After smoking a brisket, there is usually a ton left over. Besides freezing it for another time, we like to make meatloaf. It adds so much flavor to the meatloaf. You can use your favorite recipe, just switch out 1/4 to 1/2 of the hamburger with the brisket meat. It is juicy and delicious!  Here is our recipe if you don't have a favorite.

 

Ingredients:

2 eggs

1 cup breadcrumbs (you can use panko or we like ritz crackers)

1/2 onion chopped fine

1 1/2 lbs of hamburger

1/2 to 3/4 lbs of leftover cooked brisket

1/2 cup milk

1 tsp salt & 1 tsp pepper (if you have D-Dog BBQ Bark Builder on the brisket, you can leave this off)

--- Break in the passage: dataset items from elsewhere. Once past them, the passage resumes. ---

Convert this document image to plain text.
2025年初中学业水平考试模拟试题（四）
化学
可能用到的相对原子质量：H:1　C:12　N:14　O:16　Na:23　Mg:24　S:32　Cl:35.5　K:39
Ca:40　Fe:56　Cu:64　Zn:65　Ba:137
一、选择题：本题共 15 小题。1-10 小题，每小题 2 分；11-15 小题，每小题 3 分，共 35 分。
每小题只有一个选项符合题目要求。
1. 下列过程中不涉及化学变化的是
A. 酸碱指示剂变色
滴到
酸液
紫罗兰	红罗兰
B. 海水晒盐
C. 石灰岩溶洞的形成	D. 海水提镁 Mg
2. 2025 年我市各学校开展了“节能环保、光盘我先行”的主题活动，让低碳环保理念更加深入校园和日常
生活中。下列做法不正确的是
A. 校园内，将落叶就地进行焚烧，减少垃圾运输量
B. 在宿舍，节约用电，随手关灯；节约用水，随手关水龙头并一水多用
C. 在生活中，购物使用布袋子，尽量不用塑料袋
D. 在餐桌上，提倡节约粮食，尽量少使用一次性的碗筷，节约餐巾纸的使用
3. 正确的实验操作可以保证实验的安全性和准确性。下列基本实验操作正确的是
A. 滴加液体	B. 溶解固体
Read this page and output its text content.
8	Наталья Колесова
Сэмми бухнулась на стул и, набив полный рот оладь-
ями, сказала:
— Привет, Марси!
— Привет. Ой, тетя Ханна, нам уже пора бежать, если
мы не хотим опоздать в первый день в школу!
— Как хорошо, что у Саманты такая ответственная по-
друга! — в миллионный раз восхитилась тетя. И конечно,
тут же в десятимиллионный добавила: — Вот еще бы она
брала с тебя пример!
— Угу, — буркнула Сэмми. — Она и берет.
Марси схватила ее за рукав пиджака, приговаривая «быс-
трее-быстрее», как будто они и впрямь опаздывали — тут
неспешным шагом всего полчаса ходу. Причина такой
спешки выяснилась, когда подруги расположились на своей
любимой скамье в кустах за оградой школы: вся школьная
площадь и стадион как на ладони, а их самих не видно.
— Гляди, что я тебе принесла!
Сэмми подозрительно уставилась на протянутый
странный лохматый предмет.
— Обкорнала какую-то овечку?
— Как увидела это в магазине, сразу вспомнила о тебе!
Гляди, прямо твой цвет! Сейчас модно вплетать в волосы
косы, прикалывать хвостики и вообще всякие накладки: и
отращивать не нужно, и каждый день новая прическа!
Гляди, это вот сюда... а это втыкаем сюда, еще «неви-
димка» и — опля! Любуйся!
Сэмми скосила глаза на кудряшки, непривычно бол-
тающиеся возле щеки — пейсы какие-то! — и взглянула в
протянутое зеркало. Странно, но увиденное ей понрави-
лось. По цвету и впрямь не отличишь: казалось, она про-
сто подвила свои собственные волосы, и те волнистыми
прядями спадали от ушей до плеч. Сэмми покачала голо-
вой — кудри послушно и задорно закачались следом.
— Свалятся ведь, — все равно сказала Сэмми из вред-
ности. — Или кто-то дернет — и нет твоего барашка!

1 Tbsp Worcestershire sauce

1 Tbsp Dijon mustard

1 Tbsp tomato paste

1 tsp minced garlic

 

For the sauce on top:

1/2 cup ketchup

1 Tbsp brown sugar

1 Tbsp Worcestershire sauce

  • Preheat oven to 375 degrees.
  • Mix all ingredients (not including sauce) in a large mixing bowl. It is easiest to mix using your hands.
  • Form into a loaf in a 9x12 baking pan. Leave room on the sides for the grease to collect.
  • Bake for 30 minutes.
  • Take out of the oven and remove any grease on the sides. This will help it to bake and not 'boil' in the juices.
  • Mix the sauce ingredients together in a small bowl.
  • Spread sauce over the top of the meatloaf. Try to keep it on the top and half way down the sides.
  • Put the meatloaf back in the oven for another 10-15 minutes. For a stickier sauce, place on broil the last few minutes, but keep a close eye on it so it doesn't burn.
  • Take the meatloaf from the oven and remove any excess grease on the sides.
  • Let it cool slightly before serving.
  • Meatloaf extras? Make sandwiches!!! Yum. Enjoy!